Who are you gonna be in the future? This is a question which everyone hears at least once in their life. Sooner or later, everyone finds their particular niche in life. The only difference might be that someone has known it since childhood, while others may have to figure it out later. But the result is always the same – we will find our calling in life.

For six years I have been studying law. Like everybody else, I spent long nights (before deadlines, though, they seemed to be really short) studying different areas of legal studies, but sometimes the main question for me was if I could find myself in a particular field of legal practice. At my 4th year at the University, I started working. As it usually happens, it was so exciting that I even declined previously existed ideas of studying abroad. One more reason why at first I rejected to study IT law was a terrible prejudice that lawyers can’t work with technologies, and, even if someone can, they should first have some knowledge of software engineering. It seemed to me that, if I am not more aware of information technology than the average person, I have nothing to do in this area.

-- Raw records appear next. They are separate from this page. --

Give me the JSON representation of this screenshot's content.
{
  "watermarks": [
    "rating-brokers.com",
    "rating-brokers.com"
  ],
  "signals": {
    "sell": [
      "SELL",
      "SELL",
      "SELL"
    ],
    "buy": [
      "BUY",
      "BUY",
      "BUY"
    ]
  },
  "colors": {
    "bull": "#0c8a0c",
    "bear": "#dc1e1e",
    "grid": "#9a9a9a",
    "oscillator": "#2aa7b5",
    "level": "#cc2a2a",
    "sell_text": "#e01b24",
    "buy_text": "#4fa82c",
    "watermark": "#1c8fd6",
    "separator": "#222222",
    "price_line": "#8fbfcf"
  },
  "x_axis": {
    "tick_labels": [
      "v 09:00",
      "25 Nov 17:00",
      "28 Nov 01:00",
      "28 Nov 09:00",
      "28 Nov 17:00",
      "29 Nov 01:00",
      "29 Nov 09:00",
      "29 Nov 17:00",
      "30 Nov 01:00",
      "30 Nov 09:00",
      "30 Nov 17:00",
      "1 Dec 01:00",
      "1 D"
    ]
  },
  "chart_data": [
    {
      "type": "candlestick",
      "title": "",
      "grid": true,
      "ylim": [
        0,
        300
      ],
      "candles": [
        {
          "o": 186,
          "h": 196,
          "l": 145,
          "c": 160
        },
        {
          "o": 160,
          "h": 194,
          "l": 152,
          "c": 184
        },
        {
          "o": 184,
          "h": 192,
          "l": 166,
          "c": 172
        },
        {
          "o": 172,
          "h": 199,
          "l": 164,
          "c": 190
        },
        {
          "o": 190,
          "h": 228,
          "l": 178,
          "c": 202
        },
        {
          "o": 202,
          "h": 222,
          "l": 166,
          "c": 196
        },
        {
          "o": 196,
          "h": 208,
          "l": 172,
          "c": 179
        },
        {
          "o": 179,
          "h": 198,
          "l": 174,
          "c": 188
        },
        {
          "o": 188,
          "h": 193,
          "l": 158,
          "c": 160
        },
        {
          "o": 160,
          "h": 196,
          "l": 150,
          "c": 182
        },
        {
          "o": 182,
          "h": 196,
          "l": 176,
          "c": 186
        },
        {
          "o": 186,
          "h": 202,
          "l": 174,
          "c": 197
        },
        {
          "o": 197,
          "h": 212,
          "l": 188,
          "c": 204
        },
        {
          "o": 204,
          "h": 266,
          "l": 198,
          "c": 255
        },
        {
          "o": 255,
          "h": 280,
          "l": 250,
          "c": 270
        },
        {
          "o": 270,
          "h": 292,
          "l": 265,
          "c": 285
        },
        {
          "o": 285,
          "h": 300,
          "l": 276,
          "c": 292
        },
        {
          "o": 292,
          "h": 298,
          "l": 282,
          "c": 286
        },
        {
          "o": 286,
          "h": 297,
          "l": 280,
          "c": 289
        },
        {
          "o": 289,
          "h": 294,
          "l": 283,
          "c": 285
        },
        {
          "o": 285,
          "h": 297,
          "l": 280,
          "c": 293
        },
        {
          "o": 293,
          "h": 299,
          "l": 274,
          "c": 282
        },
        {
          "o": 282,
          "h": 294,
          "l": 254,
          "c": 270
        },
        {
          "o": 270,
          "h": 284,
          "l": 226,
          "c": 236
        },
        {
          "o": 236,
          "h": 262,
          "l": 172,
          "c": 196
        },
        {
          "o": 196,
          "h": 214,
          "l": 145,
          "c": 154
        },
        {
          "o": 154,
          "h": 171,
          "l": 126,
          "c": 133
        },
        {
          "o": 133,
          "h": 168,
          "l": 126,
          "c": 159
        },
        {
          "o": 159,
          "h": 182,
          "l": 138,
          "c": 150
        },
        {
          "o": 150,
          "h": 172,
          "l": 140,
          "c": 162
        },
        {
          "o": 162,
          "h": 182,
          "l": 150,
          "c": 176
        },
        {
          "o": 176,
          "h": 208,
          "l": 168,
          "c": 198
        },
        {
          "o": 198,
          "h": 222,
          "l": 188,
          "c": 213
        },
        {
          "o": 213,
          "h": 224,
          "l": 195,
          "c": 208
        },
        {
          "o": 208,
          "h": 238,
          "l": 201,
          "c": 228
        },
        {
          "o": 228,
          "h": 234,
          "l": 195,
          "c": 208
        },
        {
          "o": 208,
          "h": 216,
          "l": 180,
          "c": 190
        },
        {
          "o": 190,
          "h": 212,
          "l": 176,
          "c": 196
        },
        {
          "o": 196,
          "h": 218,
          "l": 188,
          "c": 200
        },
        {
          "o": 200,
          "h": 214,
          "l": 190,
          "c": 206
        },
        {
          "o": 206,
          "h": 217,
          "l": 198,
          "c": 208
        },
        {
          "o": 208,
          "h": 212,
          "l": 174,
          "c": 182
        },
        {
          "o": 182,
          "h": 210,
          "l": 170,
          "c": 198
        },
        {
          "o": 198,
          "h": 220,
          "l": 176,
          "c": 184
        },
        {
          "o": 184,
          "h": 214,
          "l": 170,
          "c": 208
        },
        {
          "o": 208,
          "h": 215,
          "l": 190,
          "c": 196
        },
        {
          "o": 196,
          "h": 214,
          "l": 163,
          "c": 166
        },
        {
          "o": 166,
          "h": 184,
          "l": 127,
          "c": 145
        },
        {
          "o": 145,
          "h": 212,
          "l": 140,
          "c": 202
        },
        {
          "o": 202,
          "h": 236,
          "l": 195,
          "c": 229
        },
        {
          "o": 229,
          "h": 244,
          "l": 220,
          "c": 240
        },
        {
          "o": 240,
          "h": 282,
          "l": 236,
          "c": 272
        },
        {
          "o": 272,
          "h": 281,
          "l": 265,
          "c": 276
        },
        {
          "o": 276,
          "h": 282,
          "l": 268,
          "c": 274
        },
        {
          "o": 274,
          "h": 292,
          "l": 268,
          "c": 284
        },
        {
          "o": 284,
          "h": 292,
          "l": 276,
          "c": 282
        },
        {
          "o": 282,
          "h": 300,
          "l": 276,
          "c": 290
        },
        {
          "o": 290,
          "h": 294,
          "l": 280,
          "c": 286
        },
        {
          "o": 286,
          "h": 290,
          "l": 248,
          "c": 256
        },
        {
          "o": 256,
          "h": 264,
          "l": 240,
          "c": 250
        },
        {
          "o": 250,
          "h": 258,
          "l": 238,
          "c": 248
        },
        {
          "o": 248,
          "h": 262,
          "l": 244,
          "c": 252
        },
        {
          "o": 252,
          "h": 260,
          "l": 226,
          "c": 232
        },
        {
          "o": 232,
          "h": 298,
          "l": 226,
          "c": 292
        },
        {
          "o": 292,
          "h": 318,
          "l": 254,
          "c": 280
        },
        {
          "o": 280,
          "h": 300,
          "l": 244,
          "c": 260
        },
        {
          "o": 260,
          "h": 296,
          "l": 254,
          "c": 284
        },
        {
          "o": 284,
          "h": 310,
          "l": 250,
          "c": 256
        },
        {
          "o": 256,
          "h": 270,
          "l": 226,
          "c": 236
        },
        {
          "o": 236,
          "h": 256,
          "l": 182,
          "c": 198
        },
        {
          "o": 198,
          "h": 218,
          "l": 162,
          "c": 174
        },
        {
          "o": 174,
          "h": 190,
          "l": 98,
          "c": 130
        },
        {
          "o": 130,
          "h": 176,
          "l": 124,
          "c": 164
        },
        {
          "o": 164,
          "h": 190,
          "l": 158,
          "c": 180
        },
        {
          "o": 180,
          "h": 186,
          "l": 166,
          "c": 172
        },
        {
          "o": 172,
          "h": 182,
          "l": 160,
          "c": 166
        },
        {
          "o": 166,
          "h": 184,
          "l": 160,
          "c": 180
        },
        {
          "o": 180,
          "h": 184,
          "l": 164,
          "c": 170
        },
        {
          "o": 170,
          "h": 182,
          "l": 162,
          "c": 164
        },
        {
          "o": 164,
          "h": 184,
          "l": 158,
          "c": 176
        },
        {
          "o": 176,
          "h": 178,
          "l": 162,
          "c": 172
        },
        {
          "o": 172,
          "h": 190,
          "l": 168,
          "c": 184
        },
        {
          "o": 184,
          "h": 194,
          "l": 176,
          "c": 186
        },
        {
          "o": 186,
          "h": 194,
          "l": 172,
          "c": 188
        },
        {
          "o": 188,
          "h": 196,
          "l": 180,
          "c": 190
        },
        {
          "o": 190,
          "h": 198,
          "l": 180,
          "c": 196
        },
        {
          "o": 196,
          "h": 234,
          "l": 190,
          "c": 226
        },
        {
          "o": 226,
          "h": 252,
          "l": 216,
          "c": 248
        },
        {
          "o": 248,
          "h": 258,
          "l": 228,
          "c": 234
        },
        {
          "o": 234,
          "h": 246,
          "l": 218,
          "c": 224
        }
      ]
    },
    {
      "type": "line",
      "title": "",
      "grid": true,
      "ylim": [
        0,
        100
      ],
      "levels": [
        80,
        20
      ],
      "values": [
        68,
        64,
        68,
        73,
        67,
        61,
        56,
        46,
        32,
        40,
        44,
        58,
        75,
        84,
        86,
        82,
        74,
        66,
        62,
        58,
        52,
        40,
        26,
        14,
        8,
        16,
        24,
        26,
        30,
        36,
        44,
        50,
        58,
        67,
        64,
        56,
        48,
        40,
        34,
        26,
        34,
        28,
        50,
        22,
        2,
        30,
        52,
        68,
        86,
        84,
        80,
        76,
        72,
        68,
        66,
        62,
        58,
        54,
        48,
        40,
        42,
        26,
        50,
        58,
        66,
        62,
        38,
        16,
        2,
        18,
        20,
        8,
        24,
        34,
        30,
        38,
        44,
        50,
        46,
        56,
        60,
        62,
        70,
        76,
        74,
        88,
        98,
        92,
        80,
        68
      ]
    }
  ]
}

Even after I abandoned this idea, every now and then I continued thinking about information technologies and its relationship with the legal sphere. At Ukrainian University I decided to register for optional courses that were related to intellectual property and information law. I deliberately began to choose topics for paper works that are directly or indirectly connected to modern technologies, in order to understand if I like and could possibly work with information technology law. The more deeply I looked into this area, the more I realized that a connection between the legal world and the world of algorithms exists. So, IT Law studies at the University of Tartu became an inevitable phase of my professional life.

The Tech Startup Legal Clinic

The Tech Startup Legal Clinic at the University of Tartu is meant for IT Law Master Programme students to gain experience by applying their theoretical knowledge to practice in real-life cases of tech start-ups. In the period from February till April, students have practice in the Clinic as a part of their curriculum. The participation in this obligatory course contributes not only to the development of practical skills but also to clients hunting abilities. Providing legal aid is absolutely free of charge because the experience gained is our reward.

Why is it cool?

First of all, practice in the Tech Startup Legal Clinic exists in an unusual form. The format of this practice is very different from conventional practices, wherein you are assigned to an established enterprise or public agency and try to balance between not being bored to death and not being annoying. Here you are not limited by routine procedures, and you only stick to a small set of practice rules and criteria. In turn, you have to rely on yourself and your team only. The educational institution doesn’t provide students with clients, and future lawyers and legal advisers have to look for clients on their own. During this practice, students are solving concrete legal matters of real companies, entrepreneurs, or NGOs. I believe that such a practice format is very contemporary, as, nowadays, the labor market demands more independent and creative employees. In addition, practicing at the Tech Startup Legal Clinic teaches us that responsibility goes hand in hand with freedom.

A second distinctive characteristic of the Tech Startup Legal Clinic is that it provides students with the opportunity to perform an important social function and help talented startup entrepreneurs to develop their revolutionary projects. Also, they could contribute with their legal advice to an important social platform that creates public goods. Finally, such a practice is a worthwhile networking opportunity. It helps students to find future employers, partners, and good friends. In our fast-changing and global world, it is strongly important to have a wide circle of friends and colleagues.

Such a practice format can be applied in many areas and I am glad that the University of Tartu uses it in such a conservative sphere like legal studies to expand our knowledge and practical skills.